The Night of the Hunter (1955)

Directed by Charles Laughton

I think it’s fair to say 1955’s The Night of the Hunter is one of the oddest films to ever come out of Hollywood. According to many, it’s also one of the greatest. This may be true; I’m not sure. But it’s definitely worth seeing a time or two to decide for yourself.

The Night of the Hunter is the one and only film directed by actor Charles Laughton (Mutiny on the Bounty, Witness for the Prosecution).

A kind of weird cross between noir and fantasy, it’s a movie he described as “a nightmarish sort of Mother Goose tale.”

That’s a pretty accurate description. A frightening film, it’s characterized by a fable-myth, fantastic quality.

Robert Mitchum as Harry Powell.

A desperate man, anxious to support his impoverished family, particularly his children, kills two people while stealing $10,000. He hides the money then makes his children swear to keep the location secret from everyone.

He’s then captured, tried and convicted. Sentenced to death, he meets a preacher while in prison, prior to his execution.

During their short time together, the preacher becomes aware of the man’s theft and that the money is hidden. But he doesn’t know where.

He does, however, know it has something to do with the man’s family. He leaves the prison then goes out seeking them and the money.

Billy Chapin as the boy, John Harper. The preacher’s presence looms over the children throughout the movie.

But he’s not a genuine preacher. He is evil; twisted and murderously misogynist. (And he’s portrayed brilliantly by Robert Mitchum.) On the fingers of each hand the words are printed, “love” and “hate” (one word on each hand).

It’s interesting how the film shows that part of his dysfunction is manifested through an angry, repressed sexuality that evokes an extreme Puritanism about sex.

As the movie progresses, he becomes increasingly threatening to the children, the older child of which has been skeptical of the him from the start.

Again interesting, the film seems to associate a healthy sexuality with innocence, such as in their mother’s initial relationship with the preacher and later with another young girl-woman, Ruby.

Shelley Winters as Willa Harper comes to a bad end.
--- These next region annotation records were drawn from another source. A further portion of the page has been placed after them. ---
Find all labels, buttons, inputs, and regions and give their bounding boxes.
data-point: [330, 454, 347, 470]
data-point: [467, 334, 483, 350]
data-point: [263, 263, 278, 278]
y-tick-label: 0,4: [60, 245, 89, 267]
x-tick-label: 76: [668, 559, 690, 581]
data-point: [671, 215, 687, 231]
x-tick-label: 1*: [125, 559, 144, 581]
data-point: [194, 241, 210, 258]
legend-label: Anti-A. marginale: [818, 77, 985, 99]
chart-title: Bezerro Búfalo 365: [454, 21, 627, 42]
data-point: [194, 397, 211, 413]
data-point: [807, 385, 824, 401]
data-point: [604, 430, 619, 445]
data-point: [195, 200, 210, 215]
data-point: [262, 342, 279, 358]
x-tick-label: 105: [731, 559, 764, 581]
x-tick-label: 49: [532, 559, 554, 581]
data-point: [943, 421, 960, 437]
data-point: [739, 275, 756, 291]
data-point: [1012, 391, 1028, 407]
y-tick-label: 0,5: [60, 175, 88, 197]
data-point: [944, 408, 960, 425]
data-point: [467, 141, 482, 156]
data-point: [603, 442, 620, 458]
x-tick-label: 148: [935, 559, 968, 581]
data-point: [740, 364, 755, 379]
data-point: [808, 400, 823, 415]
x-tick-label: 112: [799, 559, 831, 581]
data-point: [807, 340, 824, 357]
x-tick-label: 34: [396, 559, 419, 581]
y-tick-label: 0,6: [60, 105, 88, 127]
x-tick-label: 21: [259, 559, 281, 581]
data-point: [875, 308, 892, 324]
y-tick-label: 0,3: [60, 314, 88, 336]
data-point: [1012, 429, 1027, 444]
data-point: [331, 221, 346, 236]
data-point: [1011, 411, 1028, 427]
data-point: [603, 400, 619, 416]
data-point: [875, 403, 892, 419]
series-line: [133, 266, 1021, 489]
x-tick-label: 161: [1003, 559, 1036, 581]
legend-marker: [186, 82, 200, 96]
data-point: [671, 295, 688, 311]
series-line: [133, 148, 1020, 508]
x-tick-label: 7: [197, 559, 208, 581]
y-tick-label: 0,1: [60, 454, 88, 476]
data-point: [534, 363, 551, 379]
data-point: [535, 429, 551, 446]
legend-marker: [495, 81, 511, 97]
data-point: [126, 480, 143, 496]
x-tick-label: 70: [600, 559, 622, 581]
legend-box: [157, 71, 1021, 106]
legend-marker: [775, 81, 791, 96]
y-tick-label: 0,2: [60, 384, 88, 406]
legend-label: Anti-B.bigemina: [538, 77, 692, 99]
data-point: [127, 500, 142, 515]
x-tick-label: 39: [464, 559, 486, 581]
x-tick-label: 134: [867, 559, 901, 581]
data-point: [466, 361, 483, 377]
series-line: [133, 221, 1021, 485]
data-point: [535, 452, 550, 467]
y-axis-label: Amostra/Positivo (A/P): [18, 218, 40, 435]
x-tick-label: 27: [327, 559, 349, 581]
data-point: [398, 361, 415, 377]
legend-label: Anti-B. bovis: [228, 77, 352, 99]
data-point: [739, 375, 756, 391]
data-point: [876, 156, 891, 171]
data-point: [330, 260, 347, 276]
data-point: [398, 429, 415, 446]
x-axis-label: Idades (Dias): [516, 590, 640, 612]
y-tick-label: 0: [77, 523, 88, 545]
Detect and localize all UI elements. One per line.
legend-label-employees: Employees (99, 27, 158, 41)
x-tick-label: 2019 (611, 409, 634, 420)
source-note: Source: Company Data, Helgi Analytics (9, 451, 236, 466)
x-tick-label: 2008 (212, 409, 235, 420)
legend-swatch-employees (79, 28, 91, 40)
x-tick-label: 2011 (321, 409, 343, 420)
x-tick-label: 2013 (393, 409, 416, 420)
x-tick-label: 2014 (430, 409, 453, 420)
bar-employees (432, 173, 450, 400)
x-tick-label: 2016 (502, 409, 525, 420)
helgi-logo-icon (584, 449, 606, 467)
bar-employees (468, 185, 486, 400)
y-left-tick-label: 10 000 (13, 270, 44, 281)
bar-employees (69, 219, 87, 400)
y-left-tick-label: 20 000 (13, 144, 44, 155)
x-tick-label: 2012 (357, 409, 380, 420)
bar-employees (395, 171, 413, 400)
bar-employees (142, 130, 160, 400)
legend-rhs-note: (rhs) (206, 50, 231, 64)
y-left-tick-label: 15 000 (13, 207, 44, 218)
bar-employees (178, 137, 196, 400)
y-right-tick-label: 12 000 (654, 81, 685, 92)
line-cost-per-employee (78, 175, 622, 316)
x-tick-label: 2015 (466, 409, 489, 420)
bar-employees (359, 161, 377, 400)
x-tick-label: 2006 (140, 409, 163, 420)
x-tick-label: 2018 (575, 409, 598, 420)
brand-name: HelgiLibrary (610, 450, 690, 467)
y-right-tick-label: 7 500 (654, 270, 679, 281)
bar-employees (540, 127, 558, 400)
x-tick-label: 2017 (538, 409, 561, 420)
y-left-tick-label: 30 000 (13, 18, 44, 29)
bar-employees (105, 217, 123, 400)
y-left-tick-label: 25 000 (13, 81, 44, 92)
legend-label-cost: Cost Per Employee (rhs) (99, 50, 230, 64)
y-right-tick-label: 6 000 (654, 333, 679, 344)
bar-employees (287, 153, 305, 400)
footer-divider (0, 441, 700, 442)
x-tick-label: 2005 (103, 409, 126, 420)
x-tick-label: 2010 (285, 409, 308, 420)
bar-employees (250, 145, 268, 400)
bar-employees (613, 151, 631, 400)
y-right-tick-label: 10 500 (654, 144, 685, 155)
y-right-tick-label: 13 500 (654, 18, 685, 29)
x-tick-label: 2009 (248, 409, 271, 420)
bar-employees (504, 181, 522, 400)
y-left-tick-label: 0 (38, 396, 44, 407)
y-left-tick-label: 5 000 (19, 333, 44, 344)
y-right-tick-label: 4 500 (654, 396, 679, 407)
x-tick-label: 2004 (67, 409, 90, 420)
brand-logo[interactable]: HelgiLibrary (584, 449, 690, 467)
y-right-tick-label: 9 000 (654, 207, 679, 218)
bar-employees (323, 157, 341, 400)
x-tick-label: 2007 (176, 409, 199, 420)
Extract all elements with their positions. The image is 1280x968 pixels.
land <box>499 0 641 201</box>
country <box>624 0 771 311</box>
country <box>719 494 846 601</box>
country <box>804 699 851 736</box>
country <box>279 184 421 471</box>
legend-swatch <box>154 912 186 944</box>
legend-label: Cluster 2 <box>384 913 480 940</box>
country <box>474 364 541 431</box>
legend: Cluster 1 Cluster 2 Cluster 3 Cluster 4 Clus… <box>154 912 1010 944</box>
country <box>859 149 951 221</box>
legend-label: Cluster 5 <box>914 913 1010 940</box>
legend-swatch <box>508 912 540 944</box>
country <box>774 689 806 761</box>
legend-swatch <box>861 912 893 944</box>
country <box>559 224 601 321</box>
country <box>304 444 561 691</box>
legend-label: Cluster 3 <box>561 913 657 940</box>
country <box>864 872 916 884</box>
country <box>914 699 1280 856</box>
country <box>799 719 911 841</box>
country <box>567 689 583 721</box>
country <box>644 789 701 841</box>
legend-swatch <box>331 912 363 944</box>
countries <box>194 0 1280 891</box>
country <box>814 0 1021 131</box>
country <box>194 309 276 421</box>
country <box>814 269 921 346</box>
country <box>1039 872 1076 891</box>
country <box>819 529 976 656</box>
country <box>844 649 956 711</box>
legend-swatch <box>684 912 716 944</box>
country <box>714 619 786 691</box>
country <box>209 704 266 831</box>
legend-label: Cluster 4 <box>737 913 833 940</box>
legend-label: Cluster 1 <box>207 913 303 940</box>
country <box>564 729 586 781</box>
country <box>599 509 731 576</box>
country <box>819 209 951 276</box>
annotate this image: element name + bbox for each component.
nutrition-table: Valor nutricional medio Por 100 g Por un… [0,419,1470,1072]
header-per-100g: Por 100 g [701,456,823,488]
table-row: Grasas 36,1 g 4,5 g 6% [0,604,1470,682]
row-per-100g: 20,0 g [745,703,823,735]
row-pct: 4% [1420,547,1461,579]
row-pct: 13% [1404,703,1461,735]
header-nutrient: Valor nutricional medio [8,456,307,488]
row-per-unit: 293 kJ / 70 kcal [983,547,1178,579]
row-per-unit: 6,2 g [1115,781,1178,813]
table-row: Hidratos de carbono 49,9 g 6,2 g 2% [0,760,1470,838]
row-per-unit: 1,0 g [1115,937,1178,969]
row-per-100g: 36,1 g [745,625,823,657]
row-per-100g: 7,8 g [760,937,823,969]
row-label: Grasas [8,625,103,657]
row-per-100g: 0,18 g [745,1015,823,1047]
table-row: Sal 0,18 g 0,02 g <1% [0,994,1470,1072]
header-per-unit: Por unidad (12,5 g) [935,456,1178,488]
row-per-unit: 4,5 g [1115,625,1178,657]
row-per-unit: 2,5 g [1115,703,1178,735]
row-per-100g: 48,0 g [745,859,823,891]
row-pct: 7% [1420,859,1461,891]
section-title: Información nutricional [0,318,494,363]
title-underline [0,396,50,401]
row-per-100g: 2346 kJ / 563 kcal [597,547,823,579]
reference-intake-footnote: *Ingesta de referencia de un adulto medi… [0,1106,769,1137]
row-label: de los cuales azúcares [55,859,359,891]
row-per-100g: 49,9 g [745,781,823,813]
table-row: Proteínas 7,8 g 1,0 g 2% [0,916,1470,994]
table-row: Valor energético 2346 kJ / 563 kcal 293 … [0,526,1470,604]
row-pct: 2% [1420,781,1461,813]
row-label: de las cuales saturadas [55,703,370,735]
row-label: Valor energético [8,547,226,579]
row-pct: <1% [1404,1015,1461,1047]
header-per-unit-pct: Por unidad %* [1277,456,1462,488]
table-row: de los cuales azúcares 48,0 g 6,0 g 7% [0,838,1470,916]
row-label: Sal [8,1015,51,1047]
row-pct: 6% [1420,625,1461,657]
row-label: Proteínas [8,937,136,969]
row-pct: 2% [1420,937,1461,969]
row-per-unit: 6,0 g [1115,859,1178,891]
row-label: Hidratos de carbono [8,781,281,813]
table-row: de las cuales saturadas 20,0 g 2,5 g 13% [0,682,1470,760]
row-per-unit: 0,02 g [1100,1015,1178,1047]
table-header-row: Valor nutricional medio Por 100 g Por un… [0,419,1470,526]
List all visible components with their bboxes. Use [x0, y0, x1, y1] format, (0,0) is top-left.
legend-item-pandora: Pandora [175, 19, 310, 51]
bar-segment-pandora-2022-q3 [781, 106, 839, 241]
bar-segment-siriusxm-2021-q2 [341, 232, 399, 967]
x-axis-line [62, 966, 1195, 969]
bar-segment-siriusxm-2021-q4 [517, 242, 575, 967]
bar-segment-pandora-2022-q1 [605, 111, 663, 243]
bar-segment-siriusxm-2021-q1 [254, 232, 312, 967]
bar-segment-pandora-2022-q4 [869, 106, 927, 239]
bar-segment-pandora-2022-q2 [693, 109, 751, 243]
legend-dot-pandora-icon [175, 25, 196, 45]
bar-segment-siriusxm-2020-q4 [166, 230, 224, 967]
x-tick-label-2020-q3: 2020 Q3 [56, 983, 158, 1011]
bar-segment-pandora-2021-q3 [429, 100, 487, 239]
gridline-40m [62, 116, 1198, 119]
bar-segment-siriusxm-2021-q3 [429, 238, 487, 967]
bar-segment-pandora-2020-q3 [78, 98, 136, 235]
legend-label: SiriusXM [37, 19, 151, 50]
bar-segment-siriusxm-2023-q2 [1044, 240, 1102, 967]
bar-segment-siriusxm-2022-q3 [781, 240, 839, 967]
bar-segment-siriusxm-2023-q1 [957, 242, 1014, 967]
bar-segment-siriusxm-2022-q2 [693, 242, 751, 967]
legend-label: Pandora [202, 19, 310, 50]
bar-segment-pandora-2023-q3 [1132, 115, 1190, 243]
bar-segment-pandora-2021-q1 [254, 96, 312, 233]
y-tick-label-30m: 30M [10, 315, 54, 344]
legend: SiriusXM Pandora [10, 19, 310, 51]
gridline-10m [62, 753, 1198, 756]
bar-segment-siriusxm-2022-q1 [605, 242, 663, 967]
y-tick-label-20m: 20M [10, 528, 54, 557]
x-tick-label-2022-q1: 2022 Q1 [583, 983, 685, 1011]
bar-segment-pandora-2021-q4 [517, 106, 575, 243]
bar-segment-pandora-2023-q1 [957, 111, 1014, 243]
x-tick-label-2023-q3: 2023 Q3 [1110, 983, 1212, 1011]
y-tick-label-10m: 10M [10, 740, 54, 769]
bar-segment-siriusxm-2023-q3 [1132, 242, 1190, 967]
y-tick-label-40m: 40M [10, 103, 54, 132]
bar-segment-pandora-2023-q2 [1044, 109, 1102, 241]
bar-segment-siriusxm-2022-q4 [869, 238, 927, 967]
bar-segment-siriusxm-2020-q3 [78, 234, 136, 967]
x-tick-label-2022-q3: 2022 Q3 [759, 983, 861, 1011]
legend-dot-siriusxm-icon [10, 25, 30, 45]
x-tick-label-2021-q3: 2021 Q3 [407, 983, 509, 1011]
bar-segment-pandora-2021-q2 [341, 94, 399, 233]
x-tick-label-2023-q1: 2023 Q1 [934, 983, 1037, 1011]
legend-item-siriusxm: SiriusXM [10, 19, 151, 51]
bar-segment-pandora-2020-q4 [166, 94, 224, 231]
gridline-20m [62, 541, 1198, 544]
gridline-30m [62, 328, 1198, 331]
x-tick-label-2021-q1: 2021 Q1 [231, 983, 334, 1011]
In fact, the film appears to be about the corruption of innocence, or at least the attempt to do so. While the children embody this innocence it is by no means exclusive to them. Some of the adults (like the mother, or Ruby who is on the verge of womanhood) also have some of this innocence.

Despite its noir-ish storyline and look, the movie keeps weaving into the fantastic.

It has a bit of the look and feel of Cocteau’s Beauty and the Beast, 1946 (La belle et la bête), or Children of Paradise, 1945 (Les enfants du paradis), by Marcel Carné. It works as an allegory of good and evil.

Each time the story begins to take on a sense of realism of any sort, each time it begins following a traditional Hollywood film narrative approach, it swings back into this fantastic realm.

The children in their boat on the river.

For instance, there is the sequence when the children flee the preacher and set off in a boat on the river. Once on the river, the look alters to something more fantastic and starry, evoking the film’s strange opening.

This is also a movie about very strong, deliberately self-conscious imagery. From that strange, starry opening to the shots of the preacher’s tattooed hands to the river sequence with it’s shots of nature (i.e., frogs etc.) and to the shadowy shots of Mitchum in his hat, Laughton and cinematographer Stanley Cortez have carefully informed the movie with intriguing, meaningful shots.

While he only directed one movie, Charles Laughton made it a dandy. Is it one of the greatest American films ever made, as Roger Ebert says? I don’t know. But if it isn’t, it’s damn close.